How Black Argentina Became White

How Black Argentina Became White

How Black Argentina Became White

Rachel Dolezal was a white woman who moonlighted as a Black woman for social acceptance. She claimed to be a transracial Black woman and even rose to be the chapter president of the NAACP in Spokane, Washington. Upon people discovering her organic white heritage, she was ridiculed for impersonating a Black woman. Many of us are unfamiliar with the fact that thousands of Black women masqueraded as white women before Rachel Dolezal, often for similar purposes. This is how Argentina became white.

Unlike many Latin American countries, 97% of Argentina's population is White. Amerindians make up 2.4% of the population, and only .4% are Afro-Argentine, the lowest of all Latin American countries. Yet, there was a time when the ethnic composition of Argentina was vastly comprised of Indigenous peoples and Africans. How did Argentina go from Africans representing 15% of the population in the middle of the 19th century to just 1% today? Some scholars argue that it was a consequence of survival by Black women.

Historian Erica Edwards argues that attempts by Black women to escape the stigma of blackness by recategorizing themselves and their descendants as white began as early as the late eighteenth century. That is to say that Black women in Argentina were well aware of the limits placed on them as Black women and found ways to transmogrify themselves into white women for social mobility and survival. Enslaved Black women in Argentina could achieve manumission for themselves and their children and ascend the social, political, and economic ladder through marriage, baptism, third-party manumissions, and learning a trade.

The government instituted draconian laws to control the upward mobility of African women. Because of these laws, Black women began to imitate non-Black women to rise to the status of la señora. Those of African descent were believed to have “bad blood.” Black women married Spanish men to navigate this prejudice and ascend the social hierarchy. The children of these Black women were considered free through the Free Womb Act, which declared that children born of free parents were liberated.

The government sought to institutionalize whiteness through the re-education of free and free African descendant girls. Black girls were enrolled into special schools that indoctrinated them with a new whiteness ideology while stripping them of their Black heritage and culture. The strategy was successful, and African girls were re-educated, bringing institutionalized whitening.

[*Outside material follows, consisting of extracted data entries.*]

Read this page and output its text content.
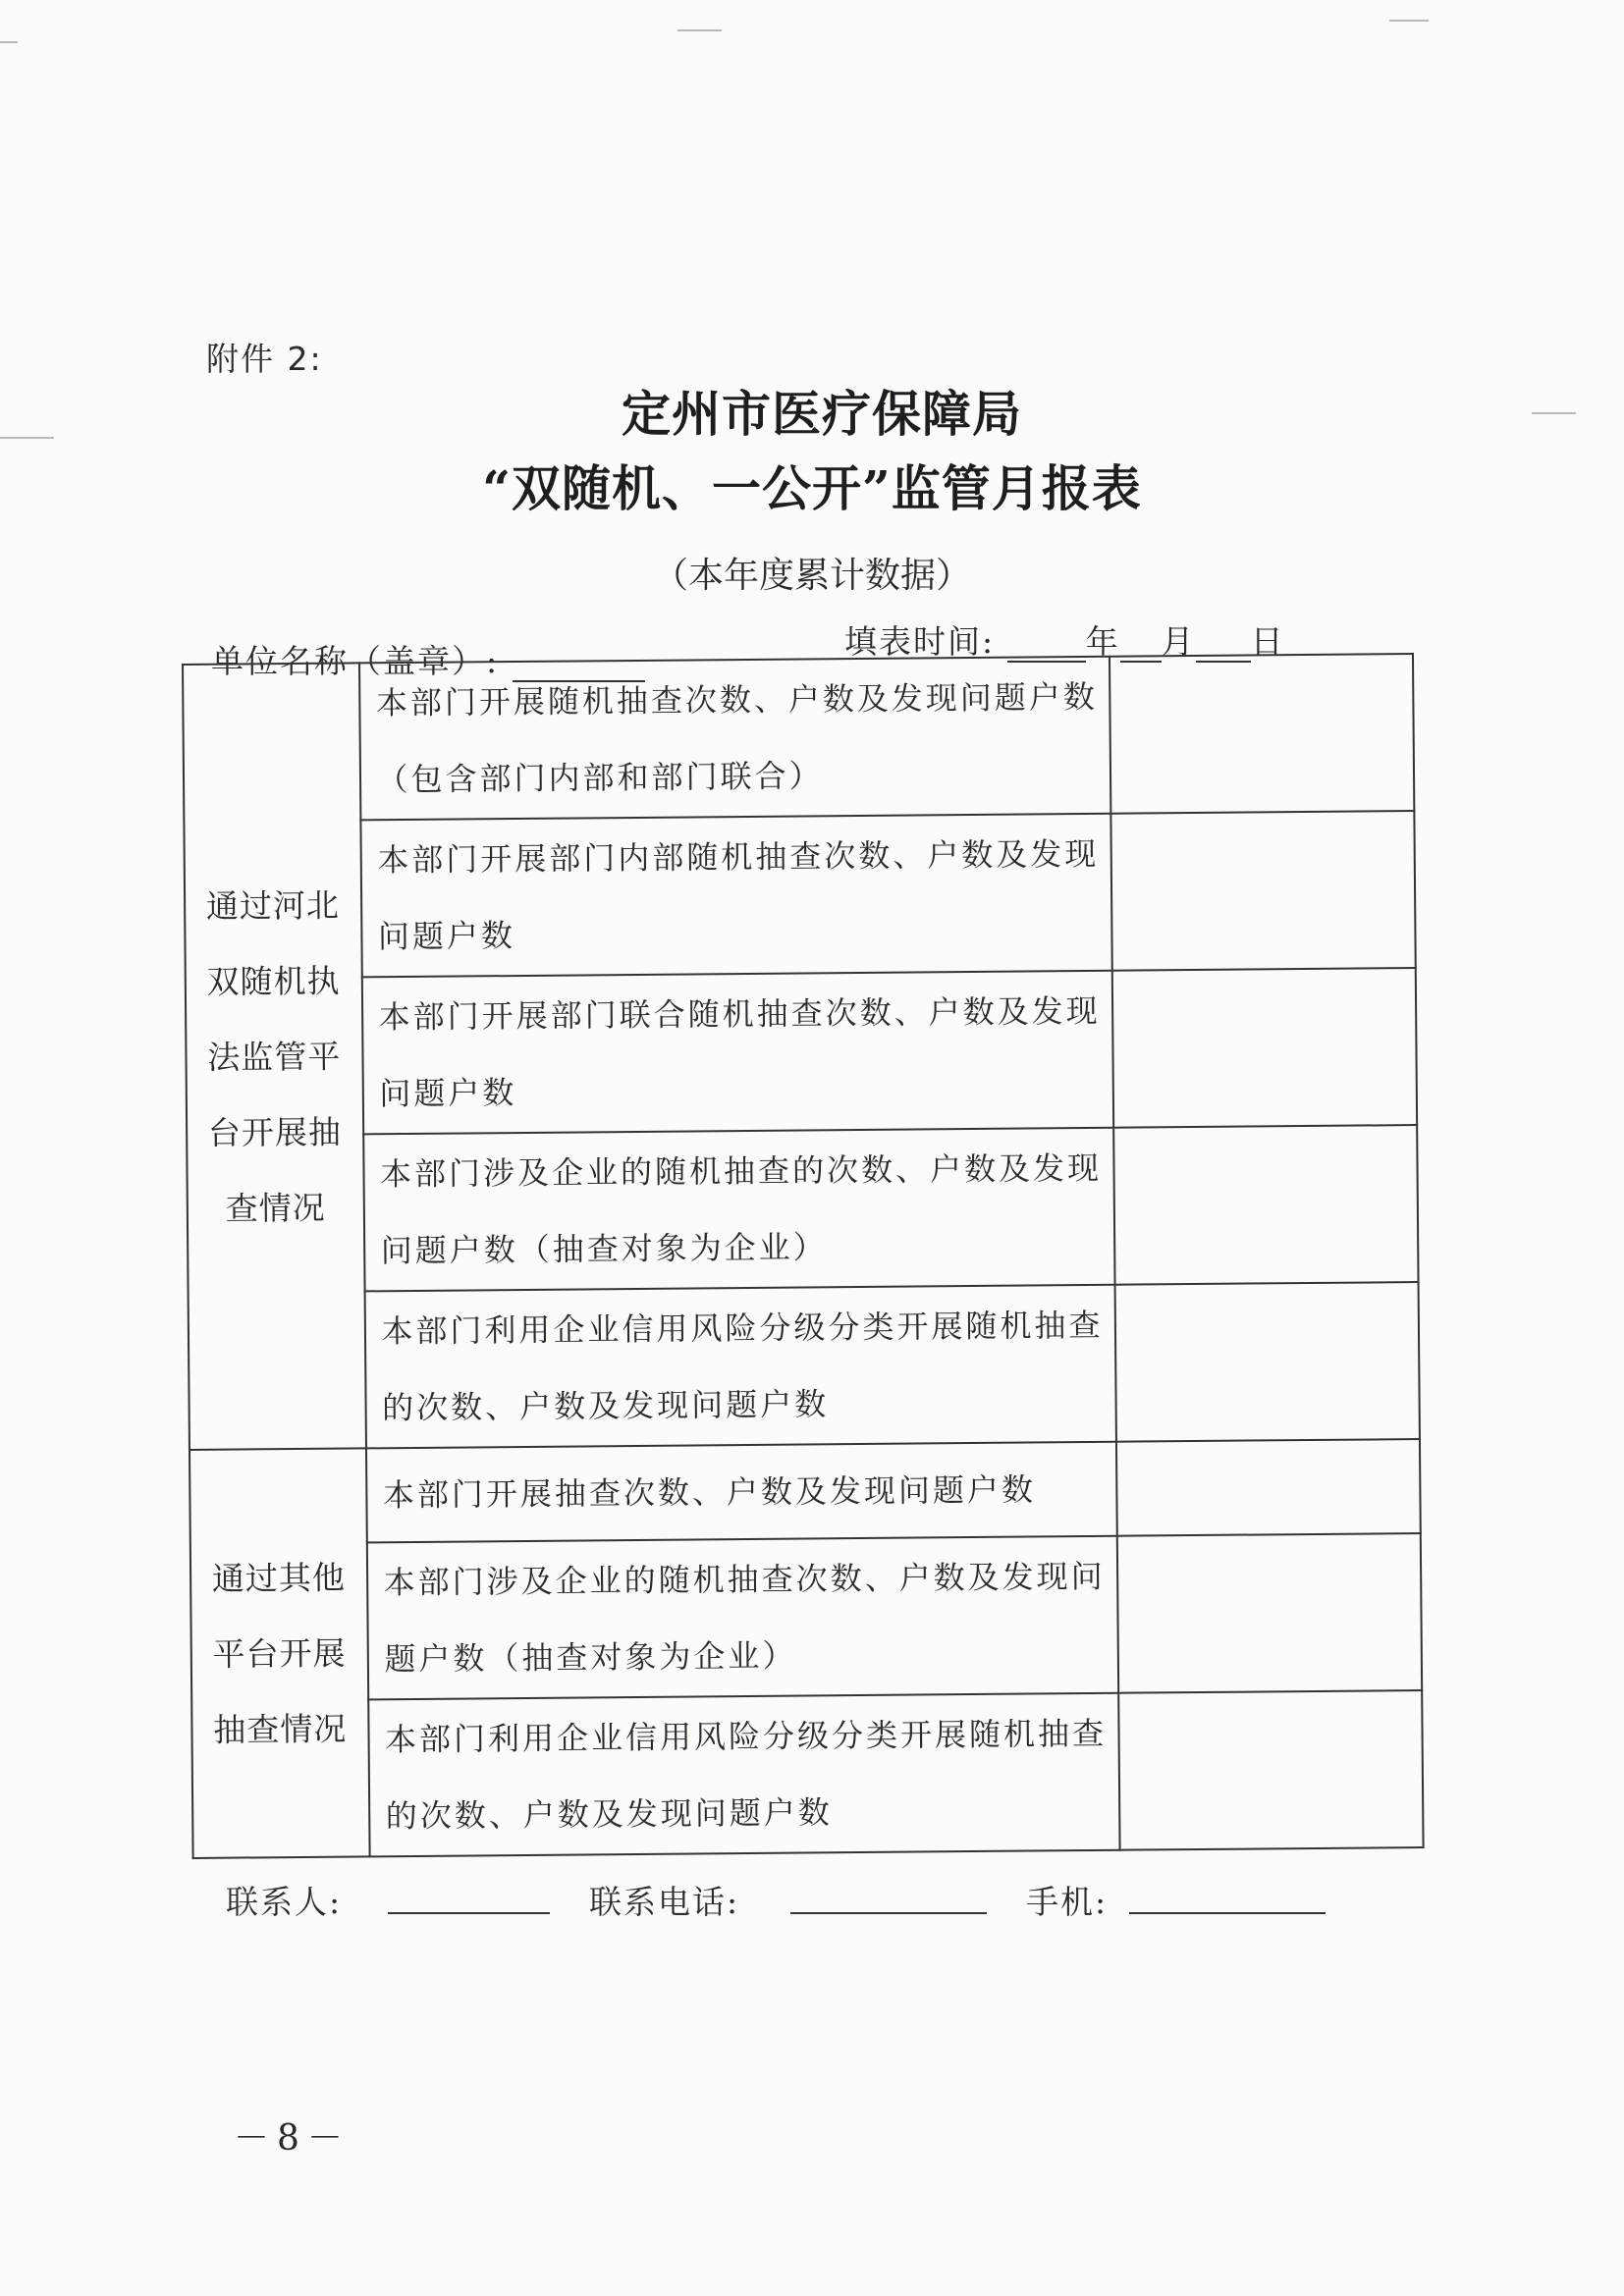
附件 2:
定州市医疗保障局
“双随机、一公开”监管月报表
（本年度累计数据）
单位名称（盖章）:
填表时间:	年 月 日
通过河北
双随机执
法监管平
台开展抽
查情况	本部门开展随机抽查次数、户数及发现问题户数（包含部门内部和部门联合）	
	本部门开展部门内部随机抽查次数、户数及发现问题户数	
	本部门开展部门联合随机抽查次数、户数及发现问题户数	
	本部门涉及企业的随机抽查的次数、户数及发现问题户数（抽查对象为企业）	
	本部门利用企业信用风险分级分类开展随机抽查的次数、户数及发现问题户数	

通过其他
平台开展
抽查情况	本部门开展抽查次数、户数及发现问题户数	
	本部门涉及企业的随机抽查次数、户数及发现问题户数（抽查对象为企业）	
	本部门利用企业信用风险分级分类开展随机抽查的次数、户数及发现问题户数	
联系人:	联系电话:	手机:
－8－
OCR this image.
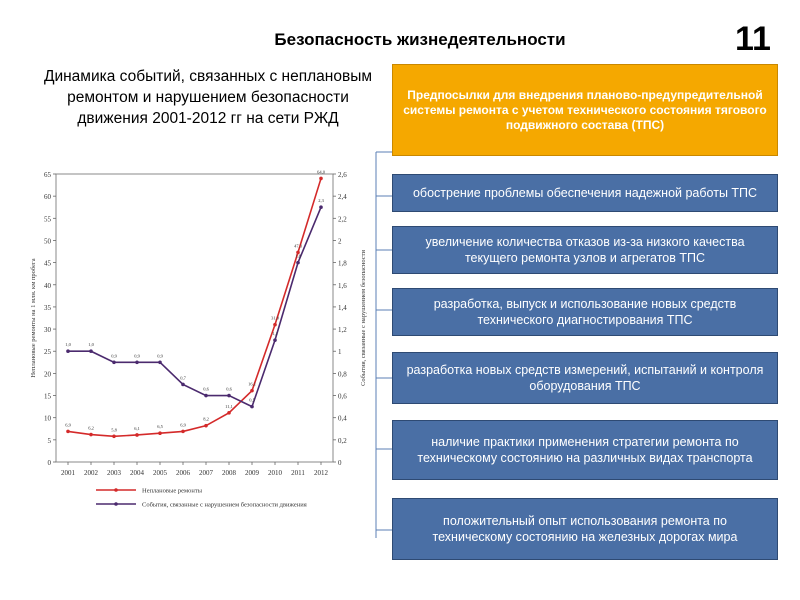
Безопасность жизнедеятельности	11
Динамика событий, связанных с неплановым ремонтом и нарушением безопасности движения 2001-2012 гг на сети РЖД
0
5
10
15
20
25
30
35
40
45
50
55
60
65
0
0,2
0,4
0,6
0,8
1
1,2
1,4
1,6
1,8
2
2,2
2,4
2,6
2001 2002 2003 2004 2005 2006 2007 2008 2009 2010 2011 2012
Неплановые ремонты на 1 млн. км пробега	События, связанные с нарушением безопасности
6,9
6,2	5,8	6,1	6,5	6,9
8,2
11,1
16,1
31,0
47,3
64,0
1,0	1,0
0,9	0,9	0,9
0,7
0,6	0,6
0,5
1,1
1,8
2,3
Неплановые ремонты
События, связанные с нарушением безопасности движения
Предпосылки для внедрения планово-предупредительной системы ремонта с учетом технического состояния тягового подвижного состава (ТПС)
обострение проблемы обеспечения надежной работы ТПС
увеличение количества отказов из-за низкого качества текущего ремонта узлов и агрегатов ТПС
разработка, выпуск и использование новых средств технического диагностирования ТПС
разработка новых средств измерений, испытаний и контроля оборудования ТПС
наличие практики применения стратегии ремонта по техническому состоянию на различных видах транспорта
положительный опыт использования ремонта по техническому состоянию на железных дорогах мира
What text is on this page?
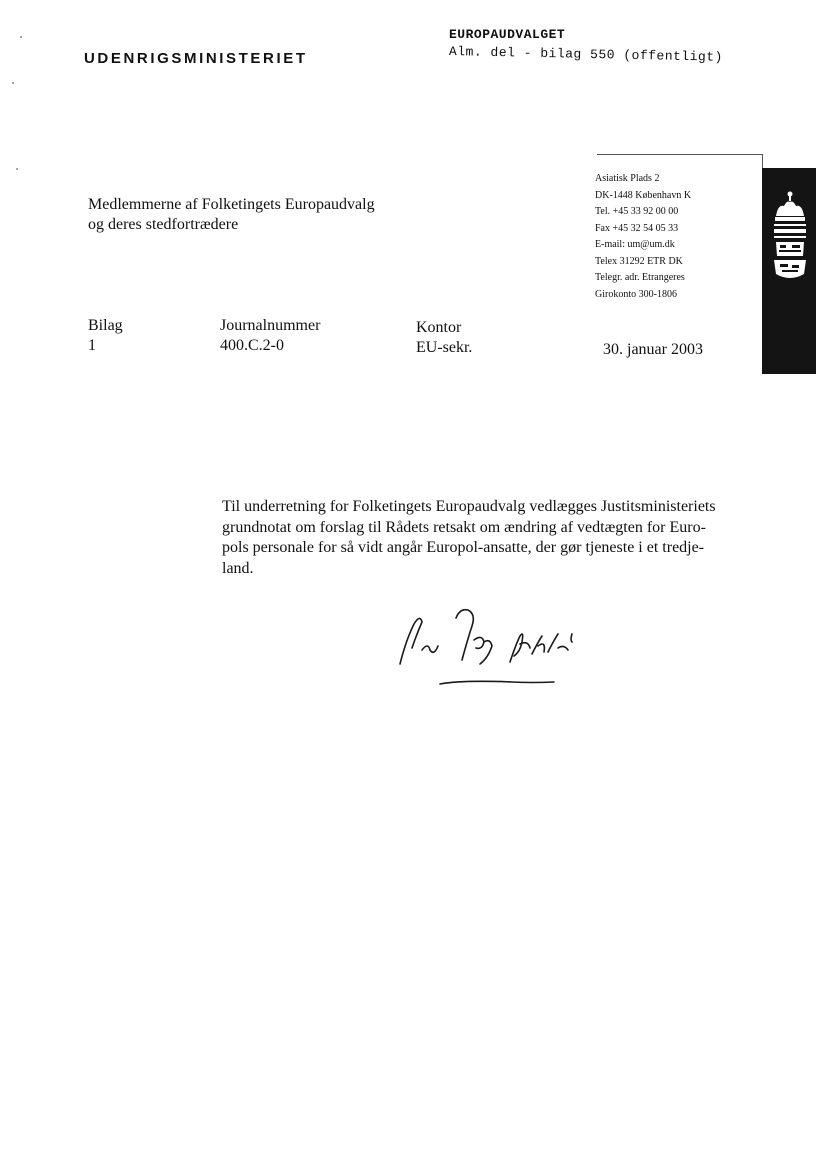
UDENRIGSMINISTERIET
EUROPAUDVALGET

Alm. del - bilag 550 (offentligt)
Medlemmerne af Folketingets Europaudvalg
og deres stedfortrædere
Asiatisk Plads 2
DK-1448 København K
Tel. +45 33 92 00 00
Fax +45 32 54 05 33
E-mail: um@um.dk
Telex 31292 ETR DK
Telegr. adr. Etrangeres
Girokonto 300-1806
Bilag
1
Journalnummer
400.C.2-0
Kontor
EU-sekr.	30. januar 2003
Til underretning for Folketingets Europaudvalg vedlægges Justitsministeriets
grundnotat om forslag til Rådets retsakt om ændring af vedtægten for Euro-
pols personale for så vidt angår Europol-ansatte, der gør tjeneste i et tredje-
land.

Black women attempted to resist and re-categorize themselves as white through various means to escape the stigma of blackness and subvert racial and social hierarchies in late eighteenth-century Argentina. From legal means to employing a marriage strategy to amalgamating identity, Black women used various strategies to amalgamate into whiteness. The causality of Black invisibility is due to intimate relationships between various actors, such as Spanish men, Black women, slaveholders, and political elites.